Dennis Hardiman: Community Lenders Facing Mortgage Conundrum

15339_dennis_hardiman Dennis Hardiman: Community Lenders Facing Mortgage Conundrum PERSON OF THE WEEK: Dennis Hardiman is CEO and founder of Embrace Home Loans, a nationwide lender that grew from humble beginnings. MortgageOrb recently interviewed Hardiman to get his perspective on what community lenders can do to survive and flourish in this new, costly, risky and complex mortgage banking landscape.

Q: Community institutions are increasingly choosing to exit the mortgage business. What are the primary factors causing this and how will it impact their business?

Hardiman: Community banks and credit unions are getting out of the mortgage business, which makes sense for many reasons. The risk, complexity and cost make it just not worth it, and many institutions have decided that mortgages do not hold much opportunity to meaningfully contribute to their profits. In addition, originations in 2014 are projected to be at a 15-year low, while the cost of originating is at an all-time high; however, customers expect their bank to offer mortgage products.

Community institutions are now facing a conundrum – the value and need to provide mortgage products to their customers in order to retain them and extend their brand, yet delivering mortgage products and doing so profitably is practically impossible in today's environment. Furthermore, because mortgages are a core product, losing a mortgage to the competition puts the rest of a lender's customers' accounts at risk.

Q: How can community institutions overcome this challenge?

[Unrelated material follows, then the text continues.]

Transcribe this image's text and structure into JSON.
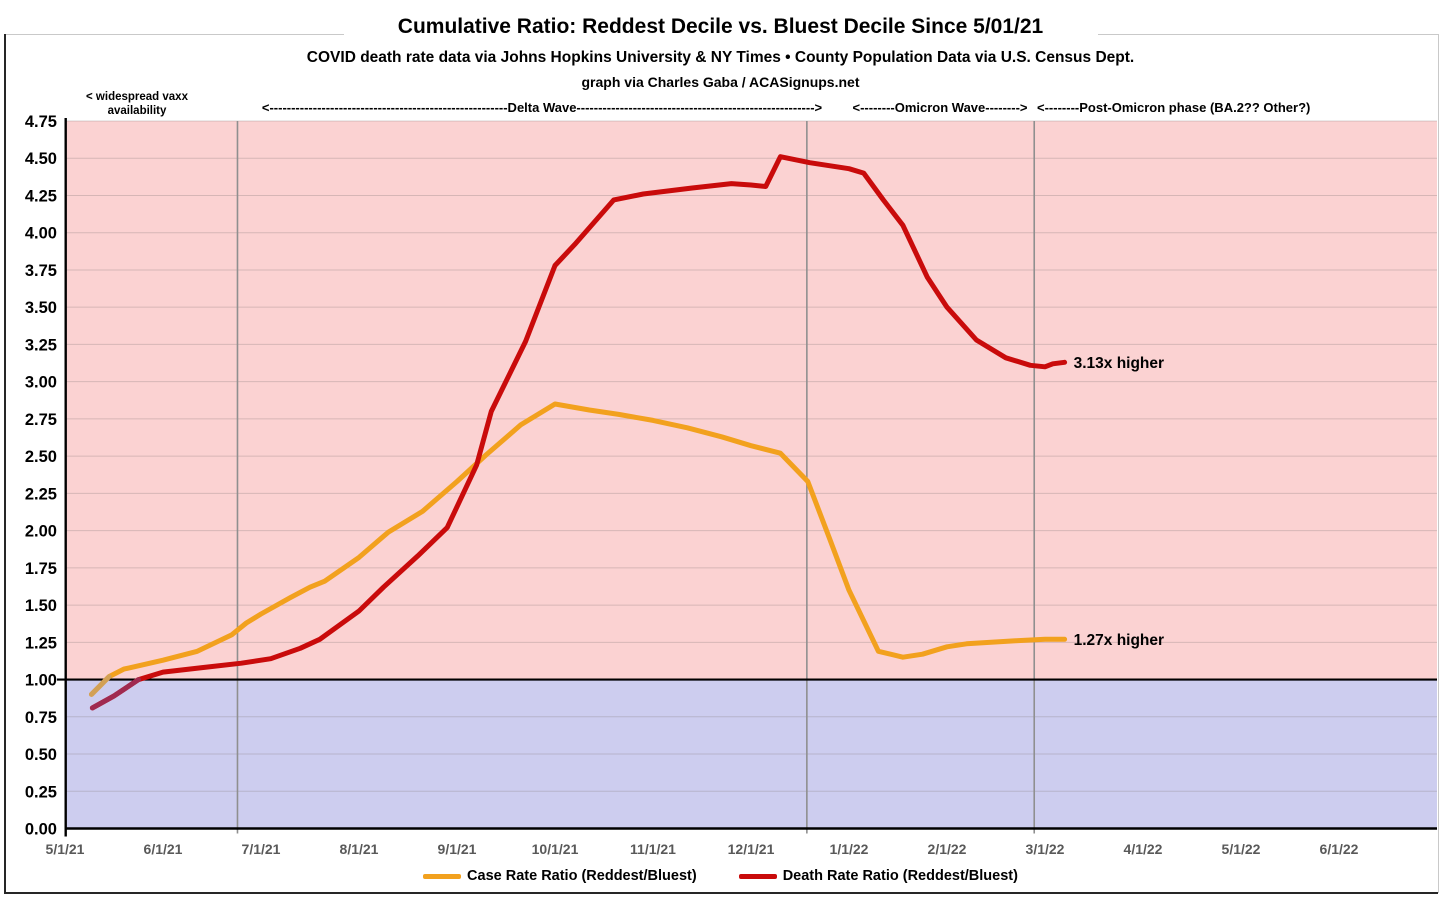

Hardiman: For these institutions, outsourcing their lending operations is the clear solution. Not only does it provide cost savings – a primary factor for why institutions are opting to shift certain business functions to third-party providers – but it is also helps them remain compliant.

With all the CFPB regulations, document requirements and reporting, it takes a team of experts and attorneys to manage all the changes – dangerous if not done according to new guidelines as well as costly. In fact, a recent study by George Mason University found that 83 percent of community banks in the United States say their compliance costs have increased more than 5 percent due to Dodd Frank. And this is just the beginning. The staff required to understand, implement, track and monitor the more than 900 pages of CFPB mortgage rules is enormous and the risk is real.

But outsourcing can open institutions up to potential dangers as well; therefore, it must be done carefully. First, customer service tends to decline in an outsourced model. There are a number of third-party providers that will outsource back-office operations, but it is imperative to ensure excellent customer service as well. The customer's experience is crucial to the long-term success of an institution, and community banks and credit unions have typically prided themselves on providing personalized service. When looking for a partner to manage lending operations, community banks and credit unions should ask about their customer satisfaction levels. Look for a partner who not only applies six sigma, but human sigma too. To many outsourcing partners are process centric versus customer centric. They manage to optimizing the workflow process, but to often fail to manage the customer experience. Second, some third-party providers are banks and will begin cross-selling other services to the institution's customer base.Â

Q: Beyond compliance and cost savings, are there other benefits community institutions reap through outsourcing their lending operations?

Hardiman: Absolutely. While customer service can be tarnished, it can also be strengthened if the right partner is selected. Outsourcing provides a great opportunity to strengthen relationships by enabling the institution to devote more time and resources to their core products and services.

Outsourcing lending operations to the right partner can also provide community institutions with a competitive advantage. In addition to offering depository services, community institutions can offer various mortgage products to better meet its customer base's entire financial needs. Furthermore, by offering mortgage products, banks' customers are at less risk of having their mortgage provider cross-sell them on other competing products. Essentially, it is a win-win alternative to managing a residential lending program in-house if outsourced to the right partner.

Q: What can we expect from Embrace Home Loans this year?

Hardiman: In today's lending environment, securing loans is a significant challenge for many lenders, but Embrace Home Loans' unique customer-centric approach to lending has helped us serve hundreds of thousands of customers. For more than 30 years, we have placed a primary emphasis on gaining customer engagement through emotional connection. We develop relational skills in all our staff to connect well with customers.

In addition, we remain highly competitive. Our ‘Quick Close 7’ provides a unique process to clear a borrower to close in seven business days after a complete application is uploaded to our system. This unique system for processing and underwriting, expediting document collection and setting a 24-hour turnaround for underwriting – along with our human sigma customer engagement approach – ensures a 98% customer satisfaction rating based on customer surveys. We fully intend to continue on that same path this year and beyond.